I have been frequenting a great site that I found a little while back called TotallyTortoise.com. There is some pretty good generic information on there that is helpful to any beginner keeper of chelonians. The page that I really like, however, is the Tortoise Blog. This site is pretty well-known so a lot of people get on and ask all sorts of questions. Honestly, many of the questions that I have read would be better posed to a veterinarian than to whomever happens to read and respond to a posting (and that's what I usually tell these folks--"Take your tortoise to a veterinarian").
Yesterday I came across a post from D who has a [beautiful] Golden Greek Tortoise. She asked three very good questions:
1.Is my tortoise getting fed properly?
2.Do I need to trim his nails and how?
3.Is shell flaking normal and should I use calcium supplement again?
Realizing that I haven't addressed the food issue for a while I will answer D's first question in this posting (her other questions I answered on the TotallyTortoise.com blog).

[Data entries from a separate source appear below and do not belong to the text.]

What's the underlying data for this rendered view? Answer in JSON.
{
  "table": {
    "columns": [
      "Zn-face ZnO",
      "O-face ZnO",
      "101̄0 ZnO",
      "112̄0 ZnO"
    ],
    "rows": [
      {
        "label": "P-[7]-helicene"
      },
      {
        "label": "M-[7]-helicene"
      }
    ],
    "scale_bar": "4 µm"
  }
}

You mentioned that you might try feeding him spinach because some blogs said that it was okay while other listed it as a calcium inhibitor. Firstly, props for trying to research what your Greek Tortoise needs and being willing to do what it takes to take care of him. Secondly, don't give him spinach. The sources that have told me to not feed them spinach have, without exception, been more scholarly than those that deemed spinach to be safe. Here is a link to the best site that I have found so far on what to feed Mediterranean Tortoises (to which group Greek Tortoises belong). You will have to scroll down a bit to see the "Mediterranean Tortoises" section, but you will be pleased to find that it is the most extensive on the page.
Basically, a diet high in weeds and edible flowers is going to offer the variety of foods and nutrients that they both need and desire. Fruits are sparse in their natural habitat and should therefore be offered very sparingly (I don't feed Hector and Phoebe fruit more than once a month or so, and even then it will just be a bite or two) as they often cause diarrhea and can potentially cause more serious health problems. Dandelion greens and edible flowers form a large part of their diet during the winter when it's hard to come by a large variety of other weeds.
Here in the US, Whole Foods has been an excellent shopping location for Hector and Phoebe as they carry a large bundle of Dandelion Green and also small packages of edible flowers for only a few dollars each. We have learned that Hector and Phoebe don't really like rose petals too much (though they will each them a little less grudgingly one petal at a time by hand) but they love snap dragons and pansies. So, we bought some little seed packets, sowed some seeds in a planter, and now we have some sprouts. Hopefully within several weeks we will have something resembling flower buds starting to form (but I'm not a gardener, so we'll see what happens).
Occasionally we will feed Hector and Phoebe some regular lettuce or some tomato or squash. We'll even give them some oatmeal sometimes, but this is always either raw oats or just boiled in water. They never eat oatmeal from a package or with any kind of flavoring or sweetener on it--only raw or cooked in plain water. But we have even strayed away from this because they would not find oats in the wild (but it sure did make Delilah look funny when she ate it).
Well, D, I hope that I have answered your question about whether you're feeding your Greek Tortoise what he needs. Feel free to reply with any additional questions.